FRANCHISES.-There only remains upon our plan, to say something concerning franchises.

No person shall hold any ecclesiastical office or employment, without making a declaration against transubstantia tion, at the times and places, and in the manner prescribed by the law.

No person, without making a declaration against transubstantiation and receiving the sacrament according to the church of Ireland at the times and places and in the manner prescribed by the law, shall hold any office or employment, civil or military, except the office of high constable, overseer

of the poor, church-warden, surveyor of the highways, or any like inferior civil office, or the office of forester or keeper of a park, chase, warren, game, or bailiff of a manor of lands, or any like private office.-The office or employment is void, and the penalty for executing it, a disability to sue in law or equity, to be guardian, executor or administrator, to take a legacy or deed of gift, or to bear any office, and a forfeiture of £500.

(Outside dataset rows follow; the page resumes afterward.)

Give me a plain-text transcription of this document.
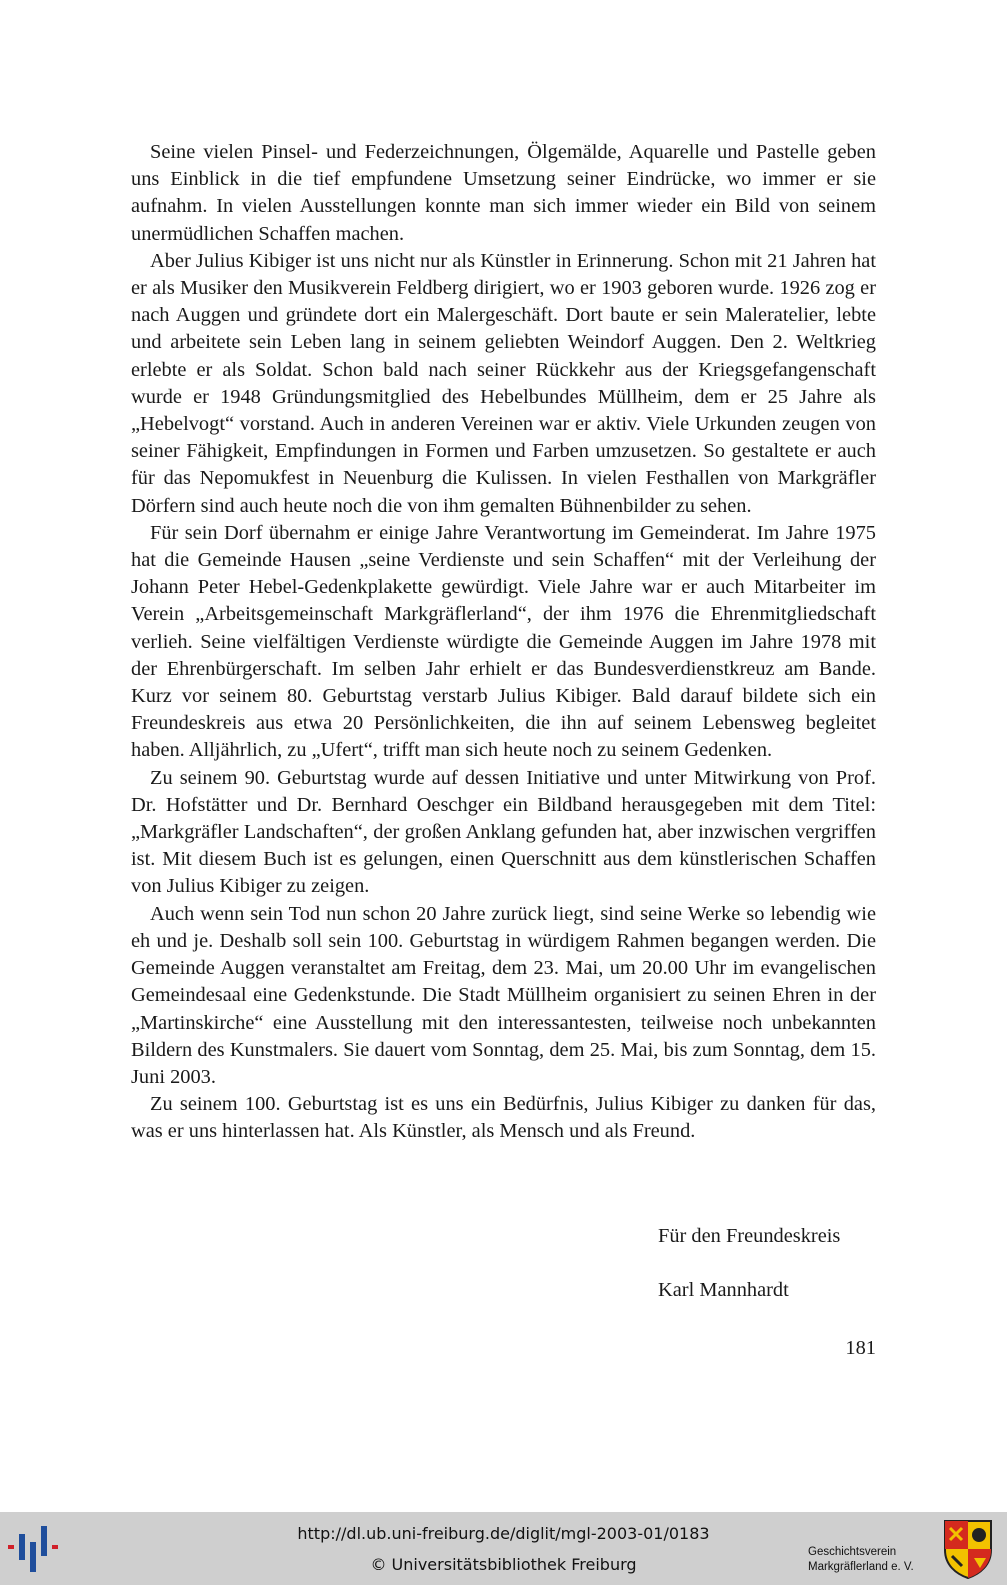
Seine vielen Pinsel- und Federzeichnungen, Ölgemälde, Aquarelle und Pastelle geben uns Einblick in die tief empfundene Umsetzung seiner Eindrücke, wo immer er sie aufnahm. In vielen Ausstellungen konnte man sich immer wieder ein Bild von seinem unermüdlichen Schaffen machen.

Aber Julius Kibiger ist uns nicht nur als Künstler in Erinnerung. Schon mit 21 Jahren hat er als Musiker den Musikverein Feldberg dirigiert, wo er 1903 geboren wurde. 1926 zog er nach Auggen und gründete dort ein Malergeschäft. Dort baute er sein Maleratelier, lebte und arbeitete sein Leben lang in seinem geliebten Weindorf Auggen. Den 2. Weltkrieg erlebte er als Soldat. Schon bald nach seiner Rückkehr aus der Kriegsgefangenschaft wurde er 1948 Gründungsmitglied des Hebelbundes Müllheim, dem er 25 Jahre als „Hebelvogt“ vorstand. Auch in anderen Vereinen war er aktiv. Viele Urkunden zeugen von seiner Fähigkeit, Empfindungen in Formen und Farben umzusetzen. So gestaltete er auch für das Nepomukfest in Neuenburg die Kulissen. In vielen Festhallen von Markgräfler Dörfern sind auch heute noch die von ihm gemalten Bühnenbilder zu sehen.

Für sein Dorf übernahm er einige Jahre Verantwortung im Gemeinderat. Im Jahre 1975 hat die Gemeinde Hausen „seine Verdienste und sein Schaffen“ mit der Verleihung der Johann Peter Hebel-Gedenkplakette gewürdigt. Viele Jahre war er auch Mitarbeiter im Verein „Arbeitsgemeinschaft Markgräflerland“, der ihm 1976 die Ehrenmitgliedschaft verlieh. Seine vielfältigen Verdienste würdigte die Gemeinde Auggen im Jahre 1978 mit der Ehrenbürgerschaft. Im selben Jahr erhielt er das Bundesverdienstkreuz am Bande. Kurz vor seinem 80. Geburtstag verstarb Julius Kibiger. Bald darauf bildete sich ein Freundeskreis aus etwa 20 Persönlichkeiten, die ihn auf seinem Lebensweg begleitet haben. Alljährlich, zu „Ufert“, trifft man sich heute noch zu seinem Gedenken.

Zu seinem 90. Geburtstag wurde auf dessen Initiative und unter Mitwirkung von Prof. Dr. Hofstätter und Dr. Bernhard Oeschger ein Bildband herausgegeben mit dem Titel: „Markgräfler Landschaften“, der großen Anklang gefunden hat, aber inzwischen vergriffen ist. Mit diesem Buch ist es gelungen, einen Querschnitt aus dem künstlerischen Schaffen von Julius Kibiger zu zeigen.

Auch wenn sein Tod nun schon 20 Jahre zurück liegt, sind seine Werke so lebendig wie eh und je. Deshalb soll sein 100. Geburtstag in würdigem Rahmen begangen werden. Die Gemeinde Auggen veranstaltet am Freitag, dem 23. Mai, um 20.00 Uhr im evangelischen Gemeindesaal eine Gedenkstunde. Die Stadt Müllheim organisiert zu seinen Ehren in der „Martinskirche“ eine Ausstellung mit den interessantesten, teilweise noch unbekannten Bildern des Kunstmalers. Sie dauert vom Sonntag, dem 25. Mai, bis zum Sonntag, dem 15. Juni 2003.

Zu seinem 100. Geburtstag ist es uns ein Bedürfnis, Julius Kibiger zu danken für das, was er uns hinterlassen hat. Als Künstler, als Mensch und als Freund.

Für den Freundeskreis
Karl Mannhardt
181
http://dl.ub.uni-freiburg.de/diglit/mgl-2003-01/0183
© Universitätsbibliothek Freiburg
Geschichtsverein
Markgräflerland e. V.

Papists are not entitled to vote at vestries, (held for other purposes than paving and lighting,) unless they happen to be the church-wardens, in which case they vote, except for the repairing and building of churches.

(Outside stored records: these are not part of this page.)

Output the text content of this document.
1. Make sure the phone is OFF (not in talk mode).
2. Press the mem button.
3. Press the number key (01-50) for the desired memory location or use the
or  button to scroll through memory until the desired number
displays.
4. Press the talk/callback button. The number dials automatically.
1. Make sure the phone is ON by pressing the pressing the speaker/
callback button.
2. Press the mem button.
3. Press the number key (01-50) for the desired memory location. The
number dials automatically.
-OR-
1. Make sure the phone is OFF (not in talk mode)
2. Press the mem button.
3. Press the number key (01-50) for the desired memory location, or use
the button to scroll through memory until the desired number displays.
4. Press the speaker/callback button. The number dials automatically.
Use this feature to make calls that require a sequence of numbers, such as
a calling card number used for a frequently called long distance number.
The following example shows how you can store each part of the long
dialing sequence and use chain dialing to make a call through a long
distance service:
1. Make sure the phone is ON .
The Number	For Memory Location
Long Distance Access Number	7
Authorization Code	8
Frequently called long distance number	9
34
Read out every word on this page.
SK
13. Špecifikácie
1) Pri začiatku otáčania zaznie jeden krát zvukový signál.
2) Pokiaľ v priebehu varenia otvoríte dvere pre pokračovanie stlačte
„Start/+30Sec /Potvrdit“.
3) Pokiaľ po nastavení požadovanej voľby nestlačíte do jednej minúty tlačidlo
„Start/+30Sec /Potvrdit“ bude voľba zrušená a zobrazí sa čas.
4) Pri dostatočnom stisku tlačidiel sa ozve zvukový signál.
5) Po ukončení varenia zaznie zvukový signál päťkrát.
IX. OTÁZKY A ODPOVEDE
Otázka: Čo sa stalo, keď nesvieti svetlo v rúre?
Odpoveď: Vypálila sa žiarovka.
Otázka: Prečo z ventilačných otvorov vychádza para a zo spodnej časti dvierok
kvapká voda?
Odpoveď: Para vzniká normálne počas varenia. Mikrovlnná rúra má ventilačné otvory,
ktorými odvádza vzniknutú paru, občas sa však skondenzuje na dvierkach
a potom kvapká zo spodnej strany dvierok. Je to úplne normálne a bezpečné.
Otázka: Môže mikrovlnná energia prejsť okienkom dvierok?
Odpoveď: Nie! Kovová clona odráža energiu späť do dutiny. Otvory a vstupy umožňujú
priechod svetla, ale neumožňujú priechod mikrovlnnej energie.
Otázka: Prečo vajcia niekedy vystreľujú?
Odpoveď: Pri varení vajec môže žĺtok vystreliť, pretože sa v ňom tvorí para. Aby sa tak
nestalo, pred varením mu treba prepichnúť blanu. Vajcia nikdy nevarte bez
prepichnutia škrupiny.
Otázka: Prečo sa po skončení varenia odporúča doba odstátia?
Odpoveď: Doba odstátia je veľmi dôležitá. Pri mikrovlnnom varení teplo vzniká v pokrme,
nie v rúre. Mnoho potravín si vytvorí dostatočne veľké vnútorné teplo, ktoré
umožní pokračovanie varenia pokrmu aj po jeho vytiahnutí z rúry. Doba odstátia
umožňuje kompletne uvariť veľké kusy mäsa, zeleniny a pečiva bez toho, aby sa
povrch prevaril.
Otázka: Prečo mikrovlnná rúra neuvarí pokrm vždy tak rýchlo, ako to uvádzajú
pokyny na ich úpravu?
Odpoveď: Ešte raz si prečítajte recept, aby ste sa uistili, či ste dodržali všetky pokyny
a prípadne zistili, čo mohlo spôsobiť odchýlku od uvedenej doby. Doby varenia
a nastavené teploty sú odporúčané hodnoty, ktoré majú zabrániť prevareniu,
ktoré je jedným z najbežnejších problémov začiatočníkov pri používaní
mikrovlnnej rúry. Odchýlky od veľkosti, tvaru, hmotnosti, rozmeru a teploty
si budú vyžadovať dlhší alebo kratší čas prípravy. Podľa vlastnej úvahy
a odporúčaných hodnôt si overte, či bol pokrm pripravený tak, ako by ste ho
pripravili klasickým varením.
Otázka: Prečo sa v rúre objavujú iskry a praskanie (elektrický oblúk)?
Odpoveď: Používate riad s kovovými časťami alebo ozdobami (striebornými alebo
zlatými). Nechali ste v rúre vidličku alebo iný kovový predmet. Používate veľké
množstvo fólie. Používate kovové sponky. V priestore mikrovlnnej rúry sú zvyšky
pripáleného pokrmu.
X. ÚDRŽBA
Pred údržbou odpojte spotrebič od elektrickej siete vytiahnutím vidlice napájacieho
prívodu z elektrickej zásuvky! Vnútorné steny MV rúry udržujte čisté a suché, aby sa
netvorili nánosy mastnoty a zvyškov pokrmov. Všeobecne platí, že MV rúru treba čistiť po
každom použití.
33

Papists are not to be parochial watchmen in times of tumult and danger-the lord lieutenant, the judge of such times, may, when he shall judge necessary, issue proclamations for the finding of protestants, and none other, to be parochial watch.

Though papists may, by taking and subscribing the oath of allegiance prescribed by the 13th and 14th Geo. 3. c. 35, qualify to be called to the bar, yet they are expressly excluded from being king's council.

And though papists may in like manner qualify to be attorney, solicitor, or notary, yet to be an advocate, proctor, or six clerk, the necessity of a declaration against transubstantiation still remains.

No person shall be capable of acting as a sub-sheriff or sheriff's clerk, who has not been a protestant for five years immediately before such acting, under penalty of being subject to such disabilities as papists are.

No peer, or member of the house of peers, shall vote or make his proxy in such house, or sit there during any debate, nor shall any member of the house of commons vote or sit in the house of commons, during any debate after the speaker is chosen, until such peer or member shall take and subscribe The penalty is the declaration against transubstantiation. a disability to hold or execute any office ecclesiastical, civil or military, to sit or vote in either house of parliament, or make a proxy in the house of lords, to sue in law or equity, to be guardian, executor or administrator, or to take any legacy or deed of gift, and a forfeiture of £500.